Monday, 10 January 2011

Sic Alps – Napa Asylum (Drag City)


After Brian Jonestown Massacre and Dig! and everyone thinking ‘That was totally relevant and changed the face of re-hashed sixties garage pop forever!’, I’m sure music fans wondered if we’d be spared anymore lo-fi whiney hipster indie posing as something far more interesting. Then the Black Keys happened and managed to fool people into thinking it was possible to release a record which evoked old time rock and roll whilst being vital in the new millennia. Sic Alps are not the Black Keys. They have, since their rise to (somewhat) fame in 2009 been making waves in circles of people who wear skin tight flares and read Shindig/ smoke crack and pretend not to read Vice. But outside of revivalists and trend seekers, I can’t see TWENTY-TWO track album Napa Asylum making any waves. It is indulgent, pretentious, ridiculously, needlessly, long, and sounds like a slightly less-good version of any number of other things: Ariel Pink if they were less weird and fun, Thee Oh Sees if they weren’t Pink and Brown with a fuzzy sixties vibe...

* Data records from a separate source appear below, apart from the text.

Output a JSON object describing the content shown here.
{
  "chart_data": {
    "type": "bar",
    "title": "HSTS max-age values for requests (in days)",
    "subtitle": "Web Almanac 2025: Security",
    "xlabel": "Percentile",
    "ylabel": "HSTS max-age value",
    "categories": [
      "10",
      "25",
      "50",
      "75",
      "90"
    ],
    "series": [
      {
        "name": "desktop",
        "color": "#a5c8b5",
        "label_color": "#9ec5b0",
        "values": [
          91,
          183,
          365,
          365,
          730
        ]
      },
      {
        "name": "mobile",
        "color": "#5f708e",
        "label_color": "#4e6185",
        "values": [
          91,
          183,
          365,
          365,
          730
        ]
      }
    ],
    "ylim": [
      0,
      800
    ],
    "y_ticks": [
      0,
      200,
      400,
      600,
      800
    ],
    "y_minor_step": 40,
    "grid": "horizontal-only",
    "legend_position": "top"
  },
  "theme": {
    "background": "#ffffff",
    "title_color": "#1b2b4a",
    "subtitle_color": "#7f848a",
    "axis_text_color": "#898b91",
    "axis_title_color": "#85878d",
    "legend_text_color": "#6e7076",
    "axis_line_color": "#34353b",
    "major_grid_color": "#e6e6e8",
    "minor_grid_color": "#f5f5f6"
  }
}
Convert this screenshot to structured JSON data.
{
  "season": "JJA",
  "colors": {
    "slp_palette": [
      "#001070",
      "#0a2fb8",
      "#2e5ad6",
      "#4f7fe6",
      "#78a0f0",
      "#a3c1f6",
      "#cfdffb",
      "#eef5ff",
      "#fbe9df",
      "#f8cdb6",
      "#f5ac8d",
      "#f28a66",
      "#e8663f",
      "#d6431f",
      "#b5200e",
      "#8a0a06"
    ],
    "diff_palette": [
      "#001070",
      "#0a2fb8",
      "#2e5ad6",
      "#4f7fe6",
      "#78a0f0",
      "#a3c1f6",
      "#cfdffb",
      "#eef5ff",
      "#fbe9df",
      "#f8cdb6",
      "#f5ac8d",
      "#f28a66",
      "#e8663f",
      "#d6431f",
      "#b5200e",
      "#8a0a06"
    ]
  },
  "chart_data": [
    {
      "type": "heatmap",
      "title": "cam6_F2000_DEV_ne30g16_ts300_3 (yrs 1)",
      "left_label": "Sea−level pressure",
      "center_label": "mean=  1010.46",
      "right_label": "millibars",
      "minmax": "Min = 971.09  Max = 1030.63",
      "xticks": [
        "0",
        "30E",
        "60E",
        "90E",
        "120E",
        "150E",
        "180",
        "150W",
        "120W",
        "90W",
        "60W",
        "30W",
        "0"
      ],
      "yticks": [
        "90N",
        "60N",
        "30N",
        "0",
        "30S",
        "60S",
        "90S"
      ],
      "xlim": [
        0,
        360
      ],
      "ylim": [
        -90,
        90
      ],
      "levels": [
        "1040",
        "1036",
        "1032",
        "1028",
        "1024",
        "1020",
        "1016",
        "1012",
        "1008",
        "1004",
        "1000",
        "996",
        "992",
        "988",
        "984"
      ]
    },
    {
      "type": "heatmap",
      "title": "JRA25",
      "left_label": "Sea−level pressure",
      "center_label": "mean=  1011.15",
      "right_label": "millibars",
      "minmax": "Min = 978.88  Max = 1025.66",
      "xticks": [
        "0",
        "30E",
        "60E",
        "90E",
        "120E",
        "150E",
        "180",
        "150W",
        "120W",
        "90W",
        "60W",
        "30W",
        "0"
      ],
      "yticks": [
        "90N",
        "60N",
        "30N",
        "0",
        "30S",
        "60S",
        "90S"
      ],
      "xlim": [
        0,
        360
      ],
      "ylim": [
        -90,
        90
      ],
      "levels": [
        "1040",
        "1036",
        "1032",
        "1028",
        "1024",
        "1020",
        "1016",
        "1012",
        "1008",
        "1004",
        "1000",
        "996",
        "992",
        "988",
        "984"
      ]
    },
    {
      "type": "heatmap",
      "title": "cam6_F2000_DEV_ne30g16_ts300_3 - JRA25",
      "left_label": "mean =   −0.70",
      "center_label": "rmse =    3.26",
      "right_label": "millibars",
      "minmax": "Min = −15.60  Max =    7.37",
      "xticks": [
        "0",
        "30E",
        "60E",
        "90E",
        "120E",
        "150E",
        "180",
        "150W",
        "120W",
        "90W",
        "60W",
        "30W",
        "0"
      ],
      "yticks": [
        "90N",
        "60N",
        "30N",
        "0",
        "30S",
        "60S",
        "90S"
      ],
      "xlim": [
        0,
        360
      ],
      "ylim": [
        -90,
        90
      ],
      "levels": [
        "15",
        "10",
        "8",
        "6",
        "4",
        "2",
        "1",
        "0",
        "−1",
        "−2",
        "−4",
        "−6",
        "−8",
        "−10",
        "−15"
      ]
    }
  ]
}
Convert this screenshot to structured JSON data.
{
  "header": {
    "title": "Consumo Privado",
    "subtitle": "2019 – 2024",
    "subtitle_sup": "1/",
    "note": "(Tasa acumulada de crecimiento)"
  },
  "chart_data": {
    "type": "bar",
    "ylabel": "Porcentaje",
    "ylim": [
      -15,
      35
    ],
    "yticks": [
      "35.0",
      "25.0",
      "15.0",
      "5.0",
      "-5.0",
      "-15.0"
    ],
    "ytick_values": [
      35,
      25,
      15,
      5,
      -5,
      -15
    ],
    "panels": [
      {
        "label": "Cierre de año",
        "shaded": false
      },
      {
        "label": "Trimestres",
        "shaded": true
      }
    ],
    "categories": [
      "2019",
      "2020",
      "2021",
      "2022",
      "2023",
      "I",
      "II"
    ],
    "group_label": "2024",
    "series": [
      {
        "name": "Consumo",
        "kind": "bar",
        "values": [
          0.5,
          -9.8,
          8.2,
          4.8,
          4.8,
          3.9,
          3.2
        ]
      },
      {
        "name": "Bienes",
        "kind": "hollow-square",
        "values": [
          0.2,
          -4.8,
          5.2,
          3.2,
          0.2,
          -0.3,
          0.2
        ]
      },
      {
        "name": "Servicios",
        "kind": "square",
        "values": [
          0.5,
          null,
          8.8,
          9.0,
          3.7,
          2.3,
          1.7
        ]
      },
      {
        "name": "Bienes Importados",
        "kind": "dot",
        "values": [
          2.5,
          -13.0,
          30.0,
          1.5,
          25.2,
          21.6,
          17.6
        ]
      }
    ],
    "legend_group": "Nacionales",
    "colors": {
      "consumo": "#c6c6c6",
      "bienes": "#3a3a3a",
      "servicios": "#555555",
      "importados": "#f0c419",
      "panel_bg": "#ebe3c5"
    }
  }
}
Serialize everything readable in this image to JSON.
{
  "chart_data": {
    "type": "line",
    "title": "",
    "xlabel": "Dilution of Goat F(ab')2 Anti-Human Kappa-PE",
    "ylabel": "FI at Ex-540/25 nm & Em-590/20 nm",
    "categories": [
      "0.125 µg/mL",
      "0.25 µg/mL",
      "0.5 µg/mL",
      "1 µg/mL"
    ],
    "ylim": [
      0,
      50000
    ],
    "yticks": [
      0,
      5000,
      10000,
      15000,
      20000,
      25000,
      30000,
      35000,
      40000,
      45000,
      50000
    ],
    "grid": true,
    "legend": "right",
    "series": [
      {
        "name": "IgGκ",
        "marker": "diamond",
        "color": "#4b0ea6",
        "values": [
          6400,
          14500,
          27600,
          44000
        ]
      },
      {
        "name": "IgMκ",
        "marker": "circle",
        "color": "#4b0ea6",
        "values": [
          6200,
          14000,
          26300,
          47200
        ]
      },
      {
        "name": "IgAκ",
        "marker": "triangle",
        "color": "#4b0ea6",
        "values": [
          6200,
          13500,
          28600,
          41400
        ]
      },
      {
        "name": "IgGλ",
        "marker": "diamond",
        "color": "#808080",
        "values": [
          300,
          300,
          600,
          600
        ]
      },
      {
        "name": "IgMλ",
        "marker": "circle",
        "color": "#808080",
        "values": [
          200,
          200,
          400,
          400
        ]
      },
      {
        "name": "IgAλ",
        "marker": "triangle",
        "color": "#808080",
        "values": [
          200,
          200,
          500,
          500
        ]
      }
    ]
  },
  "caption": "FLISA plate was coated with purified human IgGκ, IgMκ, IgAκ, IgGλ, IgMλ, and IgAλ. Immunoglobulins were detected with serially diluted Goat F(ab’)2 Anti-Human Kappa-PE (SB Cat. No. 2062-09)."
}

If this album was ten tracks long, I might have found myself wanting to give it a little more credit. On Trip Train they manage to jam themselves into a noise band, and for a couple of minutes Napa Asylum gets fun. The general dirge of the album peaks in a few other places including airy summertime pop hits Cement Surfboard and Ball of Fame. Meter Man is Beatles-style nonsensical psych-rock that Las and Dums its way into your heart momentarily, and Occult Display has a rich authenticity the rest of the album seems to fall short of. But these are lost amongst the tirade of pastiche you have to wade through like lumpy custard that’s been lying around since 1966. Final track Nathan Livingston Maddox was my favourite, but that might have been purely because I’d had to sit through twenty-one other tracks of ‘so fucking fragile and indie my voice might crack in a minute’ vocals and the last track was a sweet release similar to the end of a school day, or trip to Dignitas. If you have got this far and are still intrigued to hear Napa Asylum, why not try their 2008 release U.S. EZ first, it is a more concise, enjoyable, and fundamentally shorter release.